La speranza dei referenti dell’associazione è che il Comune possa cogliere l’occasione per invertire la rotta: “Non possiamo essere lasciati nella condizione di scegliere se abbandonare una persona a sé stessa o, per accompagnarla all’esercizio di un proprio diritto, mettere i nostri operatori di fronte a pesanti rischi penali dopo avergli fatto assumere responsabilità che non sono di loro stretta competenza”.

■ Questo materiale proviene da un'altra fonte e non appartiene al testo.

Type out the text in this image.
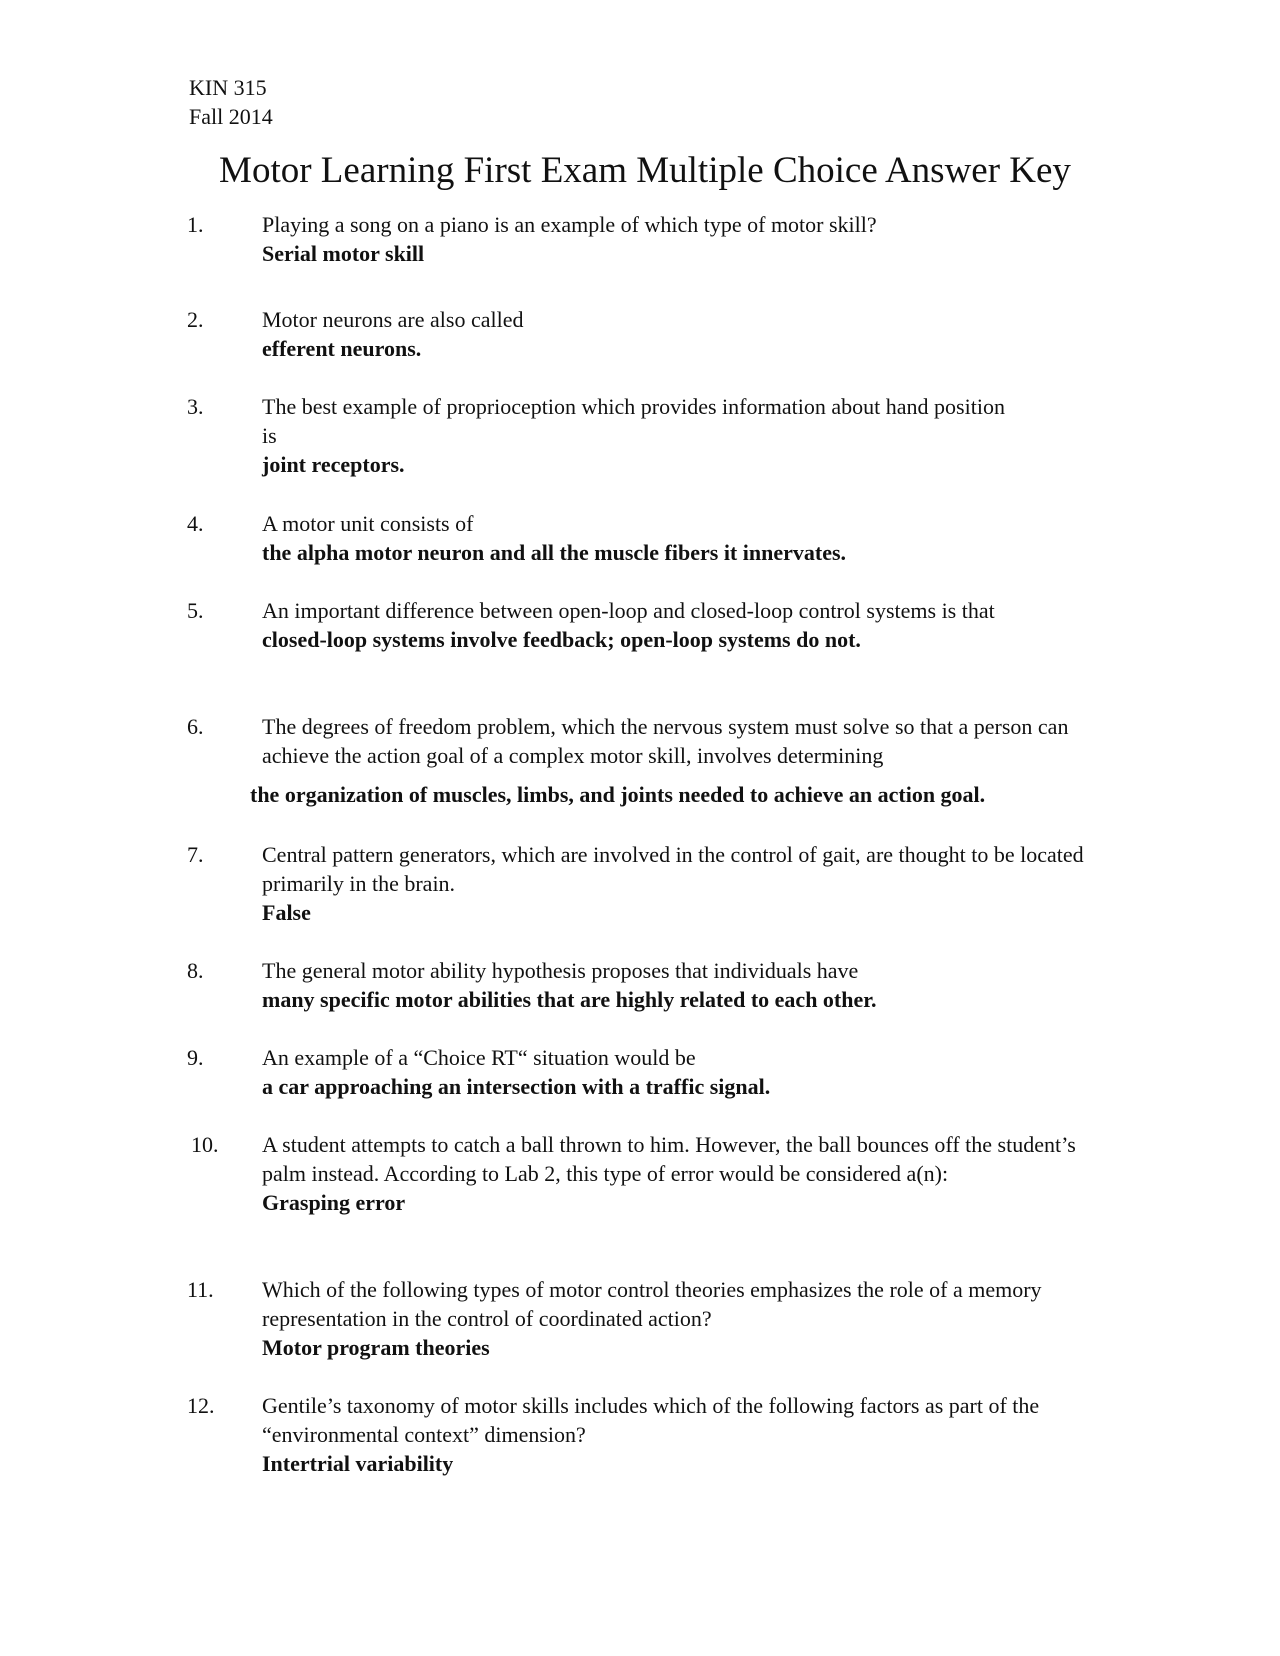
KIN 315
Fall 2014
Motor Learning First Exam Multiple Choice Answer Key
1.	Playing a song on a piano is an example of which type of motor skill?
Serial motor skill
2.	Motor neurons are also called
efferent neurons.
3.	The best example of proprioception which provides information about hand position is
joint receptors.
4.	A motor unit consists of
the alpha motor neuron and all the muscle fibers it innervates.
5.	An important difference between open-loop and closed-loop control systems is that
closed-loop systems involve feedback; open-loop systems do not.
6.	The degrees of freedom problem, which the nervous system must solve so that a person can achieve the action goal of a complex motor skill, involves determining
the organization of muscles, limbs, and joints needed to achieve an action goal.
7.	Central pattern generators, which are involved in the control of gait, are thought to be located primarily in the brain.
False
8.	The general motor ability hypothesis proposes that individuals have
many specific motor abilities that are highly related to each other.
9.	An example of a “Choice RT“ situation would be
a car approaching an intersection with a traffic signal.
10. A student attempts to catch a ball thrown to him. However, the ball bounces off the student’s palm instead. According to Lab 2, this type of error would be considered a(n):
Grasping error
11. Which of the following types of motor control theories emphasizes the role of a memory representation in the control of coordinated action?
Motor program theories
12. Gentile’s taxonomy of motor skills includes which of the following factors as part of the “environmental context” dimension?
Intertrial variability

Quello che non capiscono le associazioni del terzo settore impegnate nell’accompagnamento sociale di chi vive in strada è perché un servizio reso senza problemi fino al 2018 sia a un tratto diventato “ingestibile” dal Comune, che oltre all’iscrizione anagrafica ha anche eliminato il servizio di ricezione della posta delle persone senza dimora presso un ufficio dedicato in via Mascherona.

Ora che l’ex-assessore ai servizi sociali Francesca Fassio, già contestatissima dal mondo del sociale, si è recentemente dimessa dall’incarico per candidarsi – senza successo – alle Regionali con la Lega, gli operatori si augurano che possa intervenire direttamente il sindaco Marco Bucci, che in attesa di ridefinire gli assessorati vacanti ha trattenuto la delega ai servizi sociali.

“Ripristinare un servizio essenziale non sarebbe un gesto di ‘carità’ ma un atto dovuto – ribadiscono gli operatori – perché significherebbe semplicemente ripristinare un servizio essenziale a garantire ai cittadini più svantaggiati la tutela dei propri diritti costituzionali”.